Alongside Xavier, the boss of the cooperative explains that a few days before this fire, on another site, his workers discovered a hanging doll. Wherever its teams work – in Burgundy, Auvergne and Limousin – it regularly happens that they are the target of insults or, much more rarely, physical attacks. “We are really in a zone of lawlessness”says Lionel Say, CEO of the CFBL.

“Our foresters have the same feeling as fire trucks that get stoned when they go to the suburbs. Fire, attacks, threats are neither acceptable nor bearable.”

Lionel Say, general manager of the CFBL forestry cooperative

at franceinfo

“Between 2021 and 2022, four construction machines suffered irreparable damage: cut brake cables, exhaust pipes filled with earth, flooded engines”, says the NFB in a press release. Who blames the foresters? Regarding the arson in the Morvan, the track of environmental activists is far from being privileged according to information from franceinfo. On the other hand, what is certain is that these attacks took place in a context of strong opposition.

Faced with their many detractors, private cooperatives highlight the nature protection and birds. “The forester works with nature and makes sure to have a beautiful natureassures Lionel Say. And if I have a message to convey, it is this one.

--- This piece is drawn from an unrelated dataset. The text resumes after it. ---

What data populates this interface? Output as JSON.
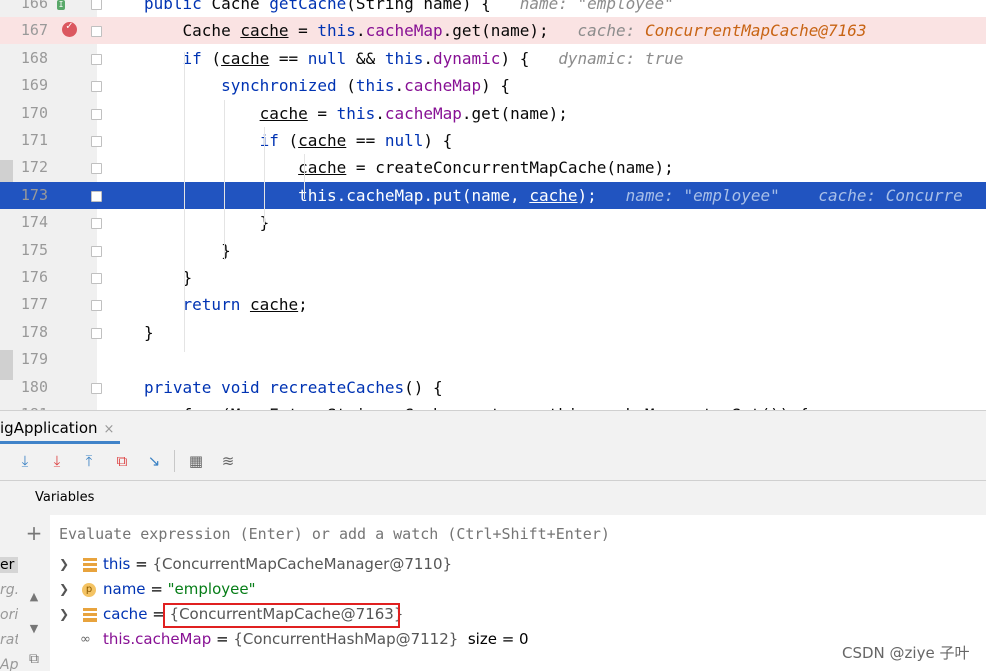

But elected officials, scientists, associations criticize in particular the clear cuts, a practice which undermines biodiversity, with consequences already perceptible to the naked eye. “The Morvan was 60% to 70% hardwood, today it’s the opposite, softwoods cover the landscape and that’s not trivial”, says Sylvain Angerand. A forest engineer by training, he is the campaign coordinator for the association Canopée forêt vivant. “The clean cut is a bit like the surgeon who, as a last resort, must cut off the arm for gangrenehe continues. Clear cutting is the strongest destabilization of the forest stand and what is criticized for forestry cooperatives is that they use heavy artillery a little too often: clear cutting followed by planting. They then go and sell work; they are the ones who sell the plans, they are the ones who sell the wood. And so cooperatives have an economic interest in advising landowners to cut and replant with softwoods.”

Sylvain Angerand, forest engineer by training, campaign coordinator for the association Canopée forêt vivant, at the association's premises in Angers, May 19, 2022. (VALENTIN DUNATE / RADIO FRANCE)

For its part, the organization which brings together all the private cooperatives, the Union of French Forestry Cooperation (UCFF), denounces these remarks which are “the fruit of a lack of knowledge of French forest management and which furthermore encourages an unjustified hatred towards foresters.” Two visions of the forest clash and the one who will decide is the State. The associations are expecting a lot from the new government, for whom the climate “must be at the heart of all policies.”